The main strengths of this study include the prospective design, the substantial follow-up period and large cohort size providing a relatively high number of events. Furthermore, the completeness of data reduced the risk of bias. The use of the SMART risk score, which was derived from the SMART cohort, ensured that the risk score used was well suited for the dataset. However, it should be noted that this score is not yet externally validated.

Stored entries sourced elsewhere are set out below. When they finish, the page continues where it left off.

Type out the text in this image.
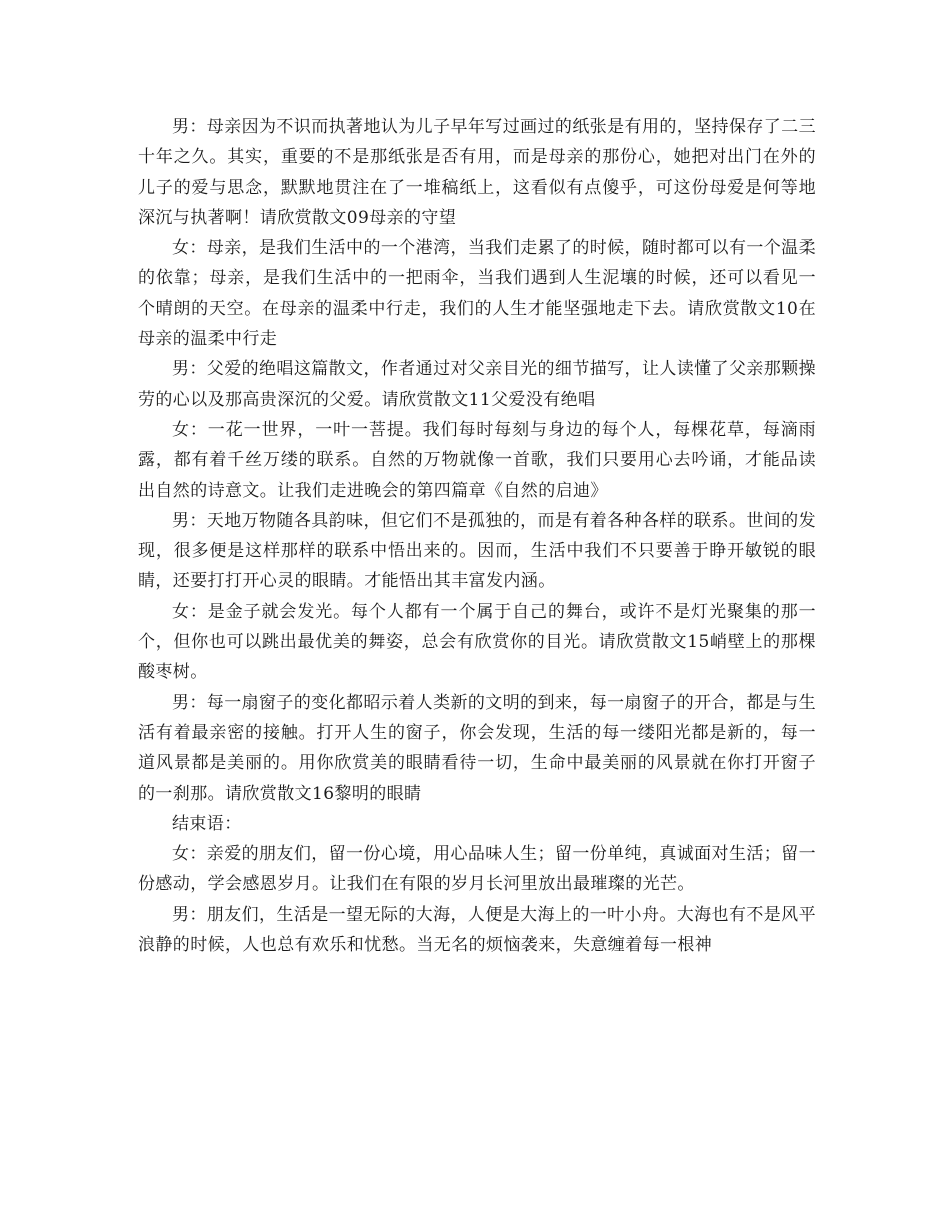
男：母亲因为不识而执著地认为儿子早年写过画过的纸张是有用的，坚持保存了二三十年之久。其实，重要的不是那纸张是否有用，而是母亲的那份心，她把对出门在外的儿子的爱与思念，默默地贯注在了一堆稿纸上，这看似有点傻乎，可这份母爱是何等地深沉与执著啊！请欣赏散文09母亲的守望

女：母亲，是我们生活中的一个港湾，当我们走累了的时候，随时都可以有一个温柔的依靠；母亲，是我们生活中的一把雨伞，当我们遇到人生泥壤的时候，还可以看见一个晴朗的天空。在母亲的温柔中行走，我们的人生才能坚强地走下去。请欣赏散文10在母亲的温柔中行走

男：父爱的绝唱这篇散文，作者通过对父亲目光的细节描写，让人读懂了父亲那颗操劳的心以及那高贵深沉的父爱。请欣赏散文11父爱没有绝唱

女：一花一世界，一叶一菩提。我们每时每刻与身边的每个人，每棵花草，每滴雨露，都有着千丝万缕的联系。自然的万物就像一首歌，我们只要用心去吟诵，才能品读出自然的诗意文。让我们走进晚会的第四篇章《自然的启迪》

男：天地万物随各具韵味，但它们不是孤独的，而是有着各种各样的联系。世间的发现，很多便是这样那样的联系中悟出来的。因而，生活中我们不只要善于睁开敏锐的眼睛，还要打打开心灵的眼睛。才能悟出其丰富发内涵。

女：是金子就会发光。每个人都有一个属于自己的舞台，或许不是灯光聚集的那一个，但你也可以跳出最优美的舞姿，总会有欣赏你的目光。请欣赏散文15峭壁上的那棵酸枣树。

男：每一扇窗子的变化都昭示着人类新的文明的到来，每一扇窗子的开合，都是与生活有着最亲密的接触。打开人生的窗子，你会发现，生活的每一缕阳光都是新的，每一道风景都是美丽的。用你欣赏美的眼睛看待一切，生命中最美丽的风景就在你打开窗子的一刹那。请欣赏散文16黎明的眼睛

结束语：

女：亲爱的朋友们，留一份心境，用心品味人生；留一份单纯，真诚面对生活；留一份感动，学会感恩岁月。让我们在有限的岁月长河里放出最璀璨的光芒。

男：朋友们，生活是一望无际的大海，人便是大海上的一叶小舟。大海也有不是风平浪静的时候，人也总有欢乐和忧愁。当无名的烦恼袭来，失意缠着每一根神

Several limitations of this study need to be addressed. The size of the study population limited the amount of analyses we could perform. As a result of the stratification we performed, some outcomes lost analytic power. This was specially the case for the lower risk quartiles, in which few events occurred during the study period. Validation of our findings in larger cohorts would aid to support our conclusions. As the current study was conducted in an observational cohort, no conclusions regarding treatment effects could be made. In addition, limited information about microvascular outcomes was available and these could therefore not be addressed in the current study. Our suggestion of a link with frailty could not be supported by our data due to the absence of data on frailty status. As precise information on non-cardiovascular causes of death was lacking, we could not evaluate whether the relation between HbA1c and all-cause mortality might still be powered by presumed diabetes-related non-cardiovascular cause of death like cirrhosis associated with non-alcoholic fatty liver disease.

Conclusions

In conclusion, in patients with type 2 diabetes and CVD, HbA1c is related to the risk of all-cause mortality, but not to the risk of cardiovascular events. The relation between HbA1c and all-cause mortality in patients with type 2 diabetes and vascular disease is not dependent on baseline vascular risk.